* The author is part of the community of readers of La Vanguardia

Today I want to reflect on the memories of the past erased long ago by our municipal authorities. It is a shame that, when we visit other cities, especially European ones, we trace the ancient vestiges of their ancestors and see that their citizens boast about them and that their politicians have tried to preserve them. For me it is completely impossible to teach my grandchildren almost anything that I knew in my childhood.

It is logical that, over time and with the changes caused by progress, old things have disappeared, but it would be necessary for our authorities to try to make us know them and not forget them.

Who among Barcelonans under 50 years old knows a little about the history of the first railway that Spain had? It is logical that with the urbanization of the area it does not exist, but that there is no plaque to remind the new generations of it is regrettable.

The first railway line that left outside the walls of Barcelona and reached the city of Mataró, was the first railway line that Spain had.

It was built outside the wall near the port at the beginning of the Paseo de Don Carlos or the Cemetery (Vía Icaria, currently Doctor Aiguader), between the Paseo Nacional (currently Juan de Borbón) and the Torin bullring, on land belonging to to the glacis of the Citadel (a gentle, clear slope that preceded the moat of a fortress), which caused innumerable bureaucratic problems with the military authorities, who delayed the start of the works as long as they could.

The main obstacle they alleged was the perforation of the caponera (it consisted of a stockade with splinters or embrasures to defend the fortress moat), which joined the Citadel with the Fort of Don Carlos, which was located on the beach.

This drilling would allow the passage of train tracks. The work was authorized on December 18, 1847, carried out by Martí Audinis i Domènec Tomàs. With the walls still not demolished, the construction suffered from the limitations imposed by the military authorities, which forced the size of the tunnels to be limited.

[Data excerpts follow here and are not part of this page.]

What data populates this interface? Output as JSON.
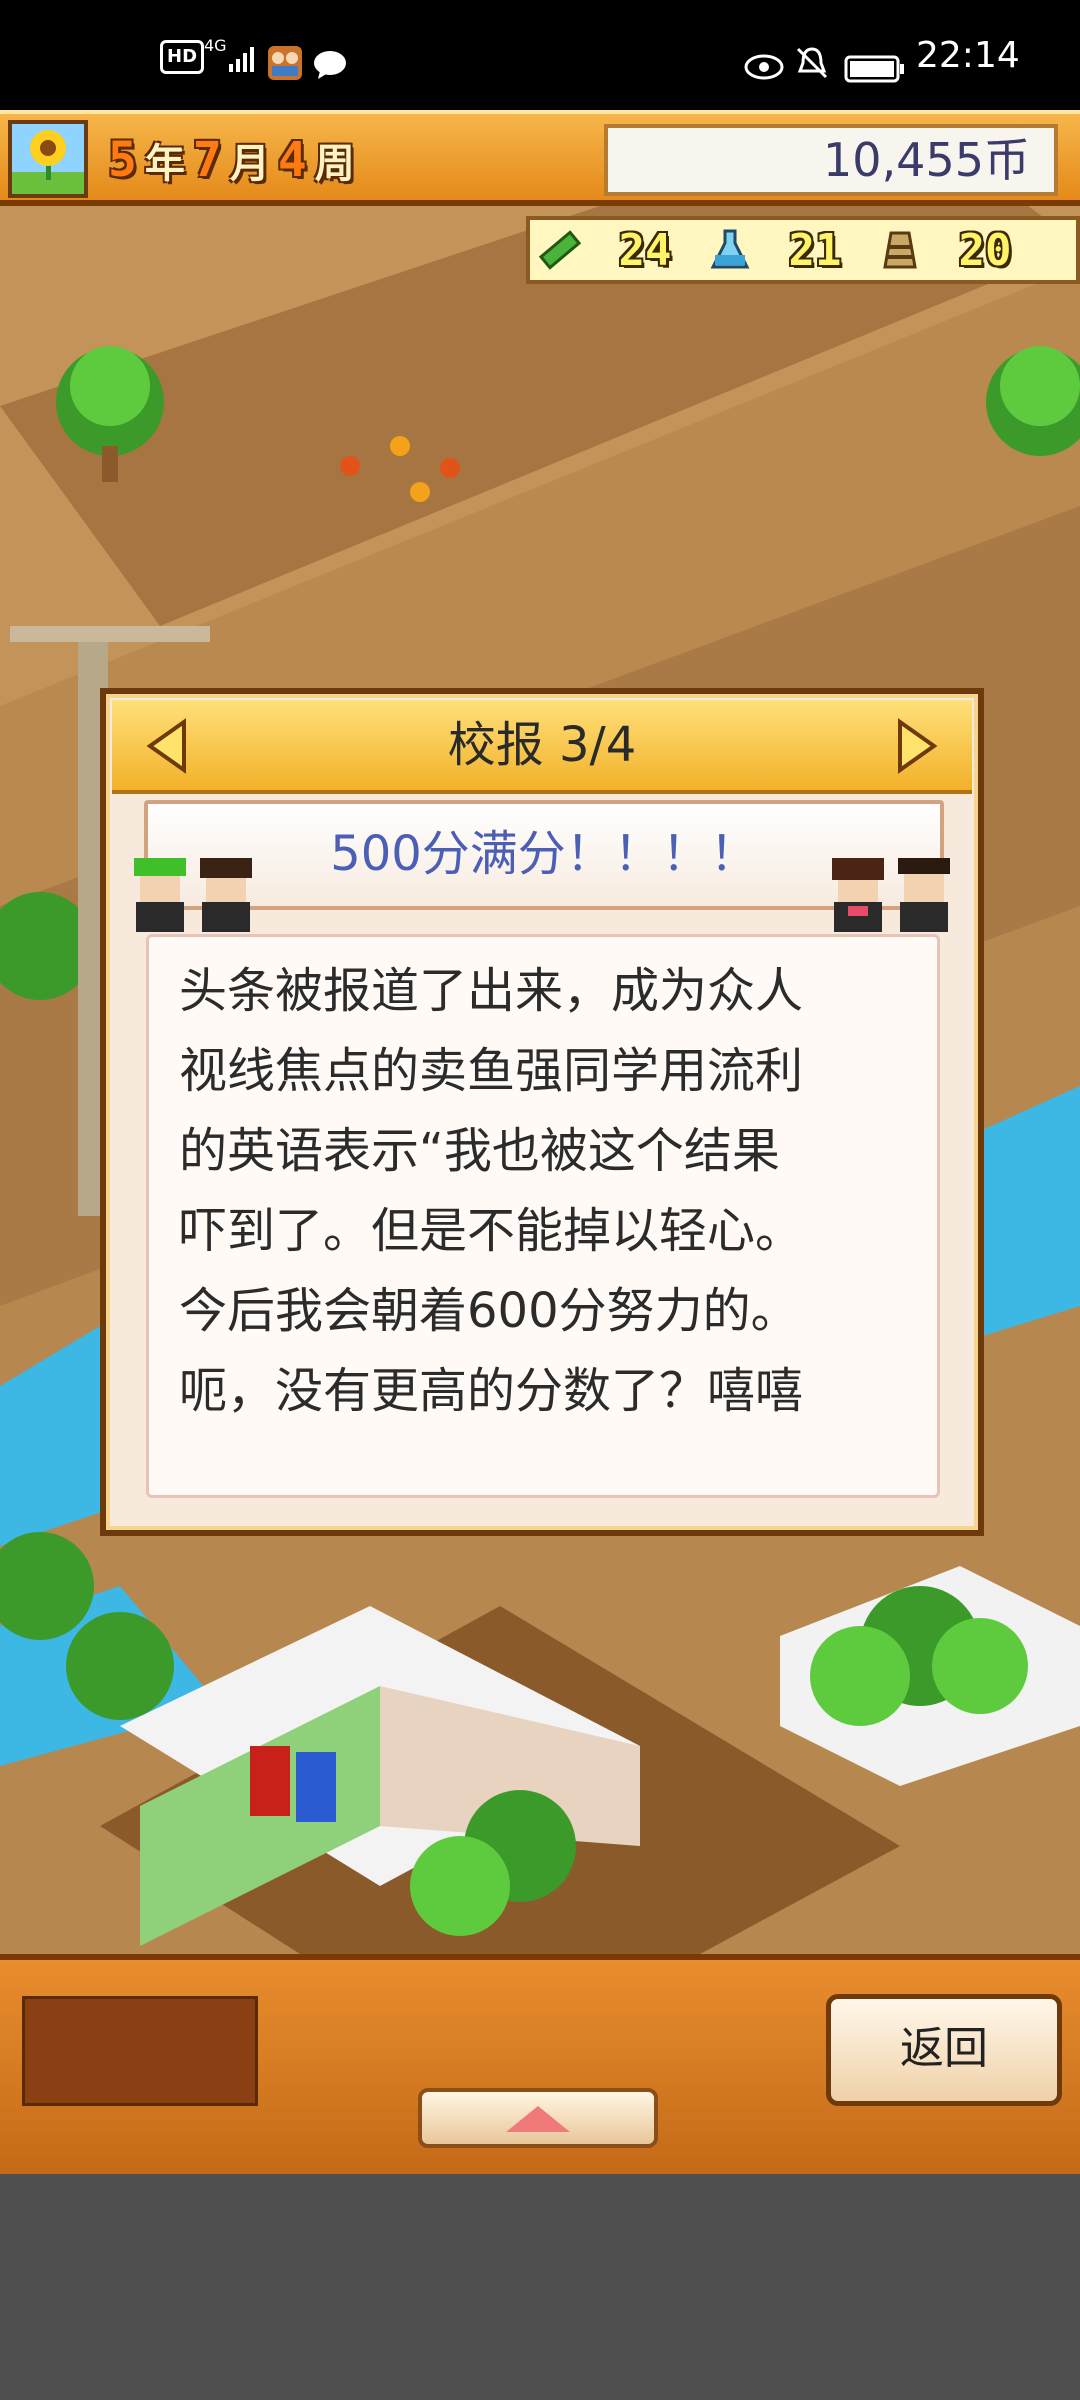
{
  "status_bar": {
    "hd_badge": "HD",
    "network": "4G",
    "time": "22:14",
    "icons": [
      "signal-icon",
      "app-notification-icon",
      "chat-icon",
      "eye-icon",
      "mute-bell-icon",
      "battery-icon"
    ]
  },
  "top_bar": {
    "year_num": "5",
    "year_unit": "年",
    "month_num": "7",
    "month_unit": "月",
    "week_num": "4",
    "week_unit": "周",
    "money": "10,455币",
    "season_icon": "sunflower-icon"
  },
  "resources": [
    {
      "icon": "pencil-icon",
      "value": "24"
    },
    {
      "icon": "flask-icon",
      "value": "21"
    },
    {
      "icon": "weight-icon",
      "value": "20"
    }
  ],
  "dialog": {
    "title": "校报 3/4",
    "headline": "500分满分！！！！",
    "body": "头条被报道了出来，成为众人\n视线焦点的卖鱼强同学用流利\n的英语表示“我也被这个结果\n吓到了。但是不能掉以轻心。\n今后我会朝着600分努力的。\n呃，没有更高的分数了？嘻嘻",
    "prev_icon": "arrow-left-icon",
    "next_icon": "arrow-right-icon"
  },
  "bottom": {
    "back_label": "返回",
    "up_icon": "arrow-up-icon"
  },
  "colors": {
    "topbar": "#f0a436",
    "dialog_header": "#f7c84a",
    "headline": "#4a5fb5",
    "bottom_panel": "#d97b22"
  }
}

The station consisted of a central building with a small tower with an exterior clock and two U-shaped side naves, intended for the tracks and platforms covered by an iron structure, with a glass and zinc roof, a warehouse, a large water tank and a small building for employee housing.

The inauguration took place on October 28, 1848, which its promoter Miguel Biada could not attend, who had died on April 2 in his city of Mataró.

With the urbanization of the area, the new commuter station that was built was Barcelona Termino-Cercanías, to provide service to the commuter line, next to Estación de Francia, between Pla de Palau and Plaza de Pau Vila. And to be able to continue providing service to the Mataró Massanet-Massanas coastline, a station inaugurated on August 27, 1860.

The new station was built by E. Remy y Compañía, with a main entrance through Pla de Palau, with two large wrought iron doors. On the left it was a wall with the Estación de Francia and on the right with the old Avenida del Capitán López Varela (later Icària).

Rectangular in shape and consisting of a ground floor and two upper floors, the first being taller than the second. The front façade or access to the street on the ground floor had four central entrances to the station platforms, a cafeteria bar on the left side and a bazaar on the right side, all accesses were protected by a metal canopy with the station name.

Each of the upper floors had six windows, in the rear part that faced the tracks in the center a clock informed passengers of the time. Next, the platforms that served the tracks of the different routes departed, which was inaugurated on March 24, 1964.

On the occasion of the 1992 Olympics and the opening of the seafront, the section of the Cercanías and Sant Adrià de Besòs station was suspended on Sunday, May 28, 1989, immediately beginning the lifting of the tracks in the Poblenou area to begin the development of the maritime façade and the Olympic Village. And the demolition of the old station.

From then on, the trains that traveled from Cercanías to Sant Adrià de Besòs took the Vía Trajana branch, making stops in Clot-Aragó, Arco de Triunfo, Catalunya and Sants.